This New and Poisonous Air
McOmber’s collection of short stories has been likened to the writings of Edgar Allan Poe and Isak Dinesen. Although, for me, McOmber’s stories never reached the gothic macabre of these authors, they were tinged with the bizarre enough that the comparison was apt.
There are ten stories, ranging in time and setting from 18th-century France to late 20th-century America. Some, like “There Are No Bodies Such as This,” a short account of Madame Tussaud’s early career, are fairly straightforward historical fiction. Others, like the curious “Fall, Orpheum,” told in first person plural, border more on the fantastic. When the lost and lonely stumble into the Orpheum, they literally become part of the small theater.

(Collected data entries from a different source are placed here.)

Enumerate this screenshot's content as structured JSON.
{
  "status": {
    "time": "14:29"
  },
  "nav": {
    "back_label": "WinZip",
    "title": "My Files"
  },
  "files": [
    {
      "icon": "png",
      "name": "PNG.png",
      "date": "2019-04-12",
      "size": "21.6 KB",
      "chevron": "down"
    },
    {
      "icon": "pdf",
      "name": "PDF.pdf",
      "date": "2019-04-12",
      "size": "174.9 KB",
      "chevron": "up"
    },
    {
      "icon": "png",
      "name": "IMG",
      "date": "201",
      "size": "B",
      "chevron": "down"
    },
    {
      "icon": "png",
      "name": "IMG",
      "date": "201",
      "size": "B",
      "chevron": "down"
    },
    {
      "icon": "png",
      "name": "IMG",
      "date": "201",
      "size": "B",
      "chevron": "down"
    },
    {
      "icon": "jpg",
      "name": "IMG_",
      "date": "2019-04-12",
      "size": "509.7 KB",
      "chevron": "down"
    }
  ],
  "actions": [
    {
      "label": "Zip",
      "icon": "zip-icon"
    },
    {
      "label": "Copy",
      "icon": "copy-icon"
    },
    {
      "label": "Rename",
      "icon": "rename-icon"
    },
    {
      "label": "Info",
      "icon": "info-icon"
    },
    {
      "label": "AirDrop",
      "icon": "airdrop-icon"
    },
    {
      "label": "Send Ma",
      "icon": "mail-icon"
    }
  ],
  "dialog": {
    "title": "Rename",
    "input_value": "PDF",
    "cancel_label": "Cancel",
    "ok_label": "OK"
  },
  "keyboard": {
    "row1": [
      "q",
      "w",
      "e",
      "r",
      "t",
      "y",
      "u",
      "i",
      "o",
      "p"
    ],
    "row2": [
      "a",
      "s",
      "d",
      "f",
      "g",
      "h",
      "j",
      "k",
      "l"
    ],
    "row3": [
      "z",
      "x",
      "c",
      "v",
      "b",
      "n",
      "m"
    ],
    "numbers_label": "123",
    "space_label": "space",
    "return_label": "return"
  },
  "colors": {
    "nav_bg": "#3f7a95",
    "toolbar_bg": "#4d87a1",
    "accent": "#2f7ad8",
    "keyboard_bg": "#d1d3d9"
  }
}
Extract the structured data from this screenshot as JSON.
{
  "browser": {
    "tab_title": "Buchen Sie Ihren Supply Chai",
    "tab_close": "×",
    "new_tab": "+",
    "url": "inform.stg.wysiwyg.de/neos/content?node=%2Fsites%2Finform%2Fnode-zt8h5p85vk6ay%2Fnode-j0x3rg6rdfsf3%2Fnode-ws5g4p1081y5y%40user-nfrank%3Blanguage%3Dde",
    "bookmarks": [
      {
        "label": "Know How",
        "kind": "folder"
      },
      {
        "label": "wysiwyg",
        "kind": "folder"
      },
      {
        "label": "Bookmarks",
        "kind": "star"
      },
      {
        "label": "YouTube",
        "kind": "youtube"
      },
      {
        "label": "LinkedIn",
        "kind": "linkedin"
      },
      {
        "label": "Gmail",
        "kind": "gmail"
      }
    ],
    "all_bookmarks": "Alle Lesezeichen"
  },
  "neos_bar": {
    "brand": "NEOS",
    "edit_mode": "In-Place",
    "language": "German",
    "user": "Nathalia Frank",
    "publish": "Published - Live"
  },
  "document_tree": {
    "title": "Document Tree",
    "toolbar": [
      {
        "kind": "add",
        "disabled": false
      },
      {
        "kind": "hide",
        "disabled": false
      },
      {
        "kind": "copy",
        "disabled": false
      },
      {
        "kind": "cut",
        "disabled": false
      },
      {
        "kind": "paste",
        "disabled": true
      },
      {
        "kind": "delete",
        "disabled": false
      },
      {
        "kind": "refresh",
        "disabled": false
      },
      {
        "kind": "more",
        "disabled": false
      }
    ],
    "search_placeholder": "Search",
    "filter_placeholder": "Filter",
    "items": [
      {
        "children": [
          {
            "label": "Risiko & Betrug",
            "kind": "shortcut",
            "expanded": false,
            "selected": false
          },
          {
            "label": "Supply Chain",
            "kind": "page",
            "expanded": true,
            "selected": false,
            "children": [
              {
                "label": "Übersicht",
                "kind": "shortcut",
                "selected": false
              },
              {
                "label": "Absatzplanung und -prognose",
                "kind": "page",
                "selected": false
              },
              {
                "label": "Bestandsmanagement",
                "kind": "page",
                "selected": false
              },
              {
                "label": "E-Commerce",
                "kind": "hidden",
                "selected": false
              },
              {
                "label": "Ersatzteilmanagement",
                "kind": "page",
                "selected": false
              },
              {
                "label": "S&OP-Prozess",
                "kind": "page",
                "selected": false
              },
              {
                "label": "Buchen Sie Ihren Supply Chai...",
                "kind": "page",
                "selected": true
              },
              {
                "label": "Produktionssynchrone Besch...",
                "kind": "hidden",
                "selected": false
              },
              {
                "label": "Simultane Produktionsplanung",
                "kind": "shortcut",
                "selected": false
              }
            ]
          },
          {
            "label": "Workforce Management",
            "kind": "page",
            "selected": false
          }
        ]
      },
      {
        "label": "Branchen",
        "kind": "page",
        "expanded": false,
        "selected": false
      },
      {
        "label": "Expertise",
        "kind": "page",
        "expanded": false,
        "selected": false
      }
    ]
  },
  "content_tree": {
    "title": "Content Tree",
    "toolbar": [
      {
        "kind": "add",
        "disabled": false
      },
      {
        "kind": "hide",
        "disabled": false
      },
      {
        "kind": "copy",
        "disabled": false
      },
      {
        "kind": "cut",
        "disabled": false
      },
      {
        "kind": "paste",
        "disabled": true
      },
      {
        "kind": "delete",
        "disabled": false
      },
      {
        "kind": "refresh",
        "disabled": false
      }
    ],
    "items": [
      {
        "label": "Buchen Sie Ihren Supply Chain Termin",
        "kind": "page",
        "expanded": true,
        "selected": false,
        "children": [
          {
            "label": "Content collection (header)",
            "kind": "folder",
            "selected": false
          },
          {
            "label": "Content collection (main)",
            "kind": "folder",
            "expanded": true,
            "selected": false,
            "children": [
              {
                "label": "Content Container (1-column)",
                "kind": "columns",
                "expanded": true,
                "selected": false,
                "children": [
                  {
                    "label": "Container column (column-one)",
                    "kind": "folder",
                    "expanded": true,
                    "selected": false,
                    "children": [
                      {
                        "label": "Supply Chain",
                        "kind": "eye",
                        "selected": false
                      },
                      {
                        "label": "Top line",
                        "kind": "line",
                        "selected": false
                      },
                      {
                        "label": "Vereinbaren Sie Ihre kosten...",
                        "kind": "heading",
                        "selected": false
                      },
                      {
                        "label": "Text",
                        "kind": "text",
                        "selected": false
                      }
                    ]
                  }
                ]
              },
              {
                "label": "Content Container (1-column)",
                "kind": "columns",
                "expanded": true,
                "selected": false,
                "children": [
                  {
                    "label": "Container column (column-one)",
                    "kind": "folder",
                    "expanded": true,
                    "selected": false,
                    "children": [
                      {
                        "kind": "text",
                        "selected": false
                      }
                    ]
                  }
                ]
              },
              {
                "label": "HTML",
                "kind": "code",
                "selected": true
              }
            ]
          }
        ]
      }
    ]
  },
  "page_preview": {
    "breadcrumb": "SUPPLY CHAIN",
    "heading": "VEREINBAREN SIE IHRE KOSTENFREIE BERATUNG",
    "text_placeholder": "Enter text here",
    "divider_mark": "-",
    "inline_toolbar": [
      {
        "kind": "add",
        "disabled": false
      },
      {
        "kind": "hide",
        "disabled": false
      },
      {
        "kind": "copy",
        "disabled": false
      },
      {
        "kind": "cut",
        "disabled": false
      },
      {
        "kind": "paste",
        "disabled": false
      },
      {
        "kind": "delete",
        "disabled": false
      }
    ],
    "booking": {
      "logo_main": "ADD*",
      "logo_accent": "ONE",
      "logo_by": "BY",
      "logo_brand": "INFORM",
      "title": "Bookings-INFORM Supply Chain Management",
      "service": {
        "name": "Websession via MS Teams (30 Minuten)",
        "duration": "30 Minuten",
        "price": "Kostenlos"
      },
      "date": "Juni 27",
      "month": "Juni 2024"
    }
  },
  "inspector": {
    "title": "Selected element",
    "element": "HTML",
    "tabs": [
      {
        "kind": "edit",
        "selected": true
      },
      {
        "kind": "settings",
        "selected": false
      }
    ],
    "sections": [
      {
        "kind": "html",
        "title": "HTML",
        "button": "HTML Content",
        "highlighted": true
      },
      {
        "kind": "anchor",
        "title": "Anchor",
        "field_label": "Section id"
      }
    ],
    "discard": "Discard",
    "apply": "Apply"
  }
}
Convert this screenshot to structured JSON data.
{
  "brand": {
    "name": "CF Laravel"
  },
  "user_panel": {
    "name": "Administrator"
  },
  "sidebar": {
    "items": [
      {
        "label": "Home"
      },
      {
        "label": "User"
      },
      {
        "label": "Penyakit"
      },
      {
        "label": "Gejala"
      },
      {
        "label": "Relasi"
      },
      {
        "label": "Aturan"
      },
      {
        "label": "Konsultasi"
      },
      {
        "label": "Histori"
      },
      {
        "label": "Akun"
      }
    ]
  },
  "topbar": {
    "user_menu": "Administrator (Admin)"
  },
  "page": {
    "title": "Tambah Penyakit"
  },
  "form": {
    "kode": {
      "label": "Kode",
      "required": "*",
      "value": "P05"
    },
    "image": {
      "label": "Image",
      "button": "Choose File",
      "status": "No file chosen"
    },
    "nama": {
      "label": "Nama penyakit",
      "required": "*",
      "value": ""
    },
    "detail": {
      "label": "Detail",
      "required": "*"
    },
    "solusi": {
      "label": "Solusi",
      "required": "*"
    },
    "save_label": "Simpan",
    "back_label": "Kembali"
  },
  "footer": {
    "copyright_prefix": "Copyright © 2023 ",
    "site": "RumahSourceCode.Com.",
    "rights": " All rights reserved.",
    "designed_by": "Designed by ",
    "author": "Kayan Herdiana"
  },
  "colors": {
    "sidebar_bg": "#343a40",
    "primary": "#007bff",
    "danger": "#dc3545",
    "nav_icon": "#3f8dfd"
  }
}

McOmber does an excellent job of creating multilayered characters, all somehow ill-at-ease in the situations in which they find themselves thrust. I did feel that some of the stories sacrifice character arc for the sake of deeper characterization, though I suspect this was a frustration on my part in wanting to follow the characters further than the pages allowed. The stories themselves aren’t as dark or grim as I would have thought, given the comparisons to Poe, but beneath each runs a subtext that a darkness resides in us all. As Madame Tussaud says about the Chamber of Horrors, “There is no fantasy about it … It is an embryo, a showing of what is to come.” Those who like literary, slipstream fiction will enjoy this collection.